Silik Değil Etkin Kişilik Olunuz.
Kalabalıklar içinde olmak, herkes ile iyi olmak, gülüp-selamlaşmak çok şey istemez.
Sadece bukalemun gibi her oturduğunuz ortamın sesini, tonunu, şeklini ve rengini ifade edin ya da daha basit bir şekil de onların söylediklerine sessiz kalın yeterlidir.
Kimi insan bu silik kişiliği olgunluk, üstünlük olarak anlamaktadır. Lakin o kazın ayağı öyle değildir.
İnsan kendisi olarak bir toplumda bulunabiliyor, kendisini ifade edip asıl düşünce ve tavrını ortaya koyabiliyor ise vardır. Aksi durum da var görünen bir hiçtir.
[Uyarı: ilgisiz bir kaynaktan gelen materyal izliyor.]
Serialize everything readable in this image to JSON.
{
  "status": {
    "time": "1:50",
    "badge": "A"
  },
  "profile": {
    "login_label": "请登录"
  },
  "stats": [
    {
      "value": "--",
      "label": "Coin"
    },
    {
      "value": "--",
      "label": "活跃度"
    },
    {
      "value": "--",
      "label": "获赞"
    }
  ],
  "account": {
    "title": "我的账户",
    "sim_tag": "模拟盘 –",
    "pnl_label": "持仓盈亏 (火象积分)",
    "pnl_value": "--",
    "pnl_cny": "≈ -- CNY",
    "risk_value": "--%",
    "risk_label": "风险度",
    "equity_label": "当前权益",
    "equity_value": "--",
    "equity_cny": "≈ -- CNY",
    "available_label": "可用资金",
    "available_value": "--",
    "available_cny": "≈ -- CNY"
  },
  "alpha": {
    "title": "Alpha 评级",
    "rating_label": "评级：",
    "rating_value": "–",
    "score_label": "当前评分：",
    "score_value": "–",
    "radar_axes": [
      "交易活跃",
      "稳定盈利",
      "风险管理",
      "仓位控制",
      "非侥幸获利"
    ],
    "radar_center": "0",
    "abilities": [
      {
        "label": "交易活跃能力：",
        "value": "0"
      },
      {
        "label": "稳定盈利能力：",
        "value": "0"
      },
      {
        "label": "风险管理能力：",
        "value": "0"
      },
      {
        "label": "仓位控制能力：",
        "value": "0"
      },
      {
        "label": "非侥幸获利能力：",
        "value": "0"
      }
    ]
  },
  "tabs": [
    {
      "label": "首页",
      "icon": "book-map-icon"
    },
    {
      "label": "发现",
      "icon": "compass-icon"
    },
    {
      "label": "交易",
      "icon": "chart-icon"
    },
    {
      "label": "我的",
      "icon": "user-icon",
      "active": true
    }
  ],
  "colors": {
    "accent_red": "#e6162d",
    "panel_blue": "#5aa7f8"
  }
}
Lakin kişi “ben her yerde kendi görüşümü söylüyorum” diyor ve hiç sorun yaşamıyorsa ya yalan söylüyordur ya da sözlerini karşı tarafın anlamayacağı, duyamayacağı bir tonda söylüyordur.
Hasan Basri, bir kişinin defninden gelirken yolda karşılaştıkları bir Hristiyan vefat edenin kim olduğunu sorduktan sonra “iyi bir adamdı” der. Sonra yahudiye denk gelirler ondan da aynı cevabı alınca Hasan Basri dönüp yanındakilere;
“Ben size bir münafığın namazına beni çağırmayın demedim mi?” der.
Bunun üzerine cemaat; “Olur mu efendim bu adam müttaki bir Müslümandır” derler.
İmam onlara cevaben der ki; “Bir adam Yahudiye iyi, Hristiyana iyi, Müslümana iyi yav bundan daha iyi münafık mı olur?”
Aynen böyle işte, kişi her kese iyiyse herkesin iyi göreceği tonda konuşuyor demektir. Bu hal ise karaktersizliktir. Şahsiyetin oluşmaması gibi ciddi bir sorunlardan ve hastalıklardandır.
O nedenle bize, ortama uyma Müslümanlığı değil Allah’a uyma Müslümanlığı lazımdır.